There were more purchases of residential buildings in September than in the previous month, according to the Markit/CIPS UK Construction Purchasing Managers’ Index, marking the end of a four-month decline.
New orders for homes also rebounded, in what was the fastest increase in any of the past six months, the survey found.
June’s Brexit vote, which saw the UK decide for an exit from the European Union, had sent jitters through the housing market in the months immediately before and after the event.
However, while purchasing executives reported an increase in residential construction last month, the commercial sector continued to decline.
Author of the report and IHS Markit senior economist Tim Moore said: “Resilient housing market conditions and a renewed upturn in civil engineering activity helped to drive an overall improvement in construction output volumes for the first time since the EU referendum.
“Construction firms appear reasonably optimistic about the near-term outlook, with confidence linked to the fastest rise in new orders since March and a more upbeat economic newsflow in general.”
Survey respondents had cited improved confidence among clients as a major factor behind the growth in business.
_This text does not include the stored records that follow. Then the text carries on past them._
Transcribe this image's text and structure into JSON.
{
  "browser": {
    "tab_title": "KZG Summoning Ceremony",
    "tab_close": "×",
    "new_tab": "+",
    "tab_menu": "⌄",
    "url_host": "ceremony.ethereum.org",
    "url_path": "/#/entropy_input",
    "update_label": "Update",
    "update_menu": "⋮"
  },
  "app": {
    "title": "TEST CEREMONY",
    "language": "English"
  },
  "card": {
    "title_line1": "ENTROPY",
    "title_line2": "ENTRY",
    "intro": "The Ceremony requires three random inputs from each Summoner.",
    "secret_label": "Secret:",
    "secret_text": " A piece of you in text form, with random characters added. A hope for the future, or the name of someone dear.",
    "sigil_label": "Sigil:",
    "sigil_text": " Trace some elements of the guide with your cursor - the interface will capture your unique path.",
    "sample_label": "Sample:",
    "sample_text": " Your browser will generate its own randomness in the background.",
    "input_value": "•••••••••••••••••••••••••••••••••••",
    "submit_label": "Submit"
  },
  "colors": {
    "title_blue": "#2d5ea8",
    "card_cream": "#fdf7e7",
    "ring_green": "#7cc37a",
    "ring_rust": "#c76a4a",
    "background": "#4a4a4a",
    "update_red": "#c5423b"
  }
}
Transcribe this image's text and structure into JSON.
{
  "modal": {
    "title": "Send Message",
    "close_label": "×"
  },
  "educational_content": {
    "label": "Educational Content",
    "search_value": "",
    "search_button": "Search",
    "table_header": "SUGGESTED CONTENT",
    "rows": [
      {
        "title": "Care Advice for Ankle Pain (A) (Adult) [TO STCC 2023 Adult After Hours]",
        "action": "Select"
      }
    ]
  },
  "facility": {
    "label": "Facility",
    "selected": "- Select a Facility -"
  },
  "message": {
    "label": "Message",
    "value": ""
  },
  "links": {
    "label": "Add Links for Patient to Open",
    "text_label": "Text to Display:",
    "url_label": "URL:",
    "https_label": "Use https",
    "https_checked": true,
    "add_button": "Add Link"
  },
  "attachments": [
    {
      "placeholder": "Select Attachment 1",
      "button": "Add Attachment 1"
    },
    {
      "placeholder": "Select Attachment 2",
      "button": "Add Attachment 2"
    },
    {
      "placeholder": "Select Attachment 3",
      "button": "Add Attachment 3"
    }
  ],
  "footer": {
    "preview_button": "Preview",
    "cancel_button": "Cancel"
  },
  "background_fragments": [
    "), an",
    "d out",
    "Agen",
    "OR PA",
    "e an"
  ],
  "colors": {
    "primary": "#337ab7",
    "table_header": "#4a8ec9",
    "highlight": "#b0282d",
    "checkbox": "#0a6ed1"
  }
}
Optimism amongst construction firms was also up, with almost half of respondents forecasting a rise in output over the year ahead, while 9% anticipated a reduction, the survey found.
Despite this, the sector was on a weaker growth trajectory than at the start of 2016, Moore said.
He explained: “Not only are UK construction companies feeling the impact of subdued investment spending relative to earlier this year, but the weak pound has contributed to a sharp acceleration in cost inflation. There were again widespread reports that domestic suppliers had acted quickly to pass on higher imported raw material costs, despite softer demand conditions in recent months.”
Property developer Redrow said the results were encouraging. “Given the desperate need for new homes in the UK, this is a strong step in the right direction, which should be bolstered further by this week’s announcement of fresh government support to increase new homes delivery,” said chief executive John Tutte.
Chancellor Philip Hammond and communities secretary Sajid Javid had announced a package of measures designed to reinvigorate the housing market at this week’s Conservative party conference.
The government plans to set aside £2bn for accelerated housebuilding and to roll out a £3bn fund to provide loans to small housebuilders, as originally announced by former chancellor George Osborne during his March Budget.
New planning rules will also make it easier to build on brownfield sites by giving automatic permission in principle for suitable sites, while enabling developers to swap old office buildings with new residential construction.
The industry responded to the measures with optimism, although they cautioned against relying too heavily on the new investments as a way to salvage the country’s housing crisis.
Tuttle said: “Any government policy that has the potential to continue to accelerate housebuilding is very welcome but, as ever, the devil is in the detail and we are watching closely to see how this unfolds in the run up to the Autumn Statement.”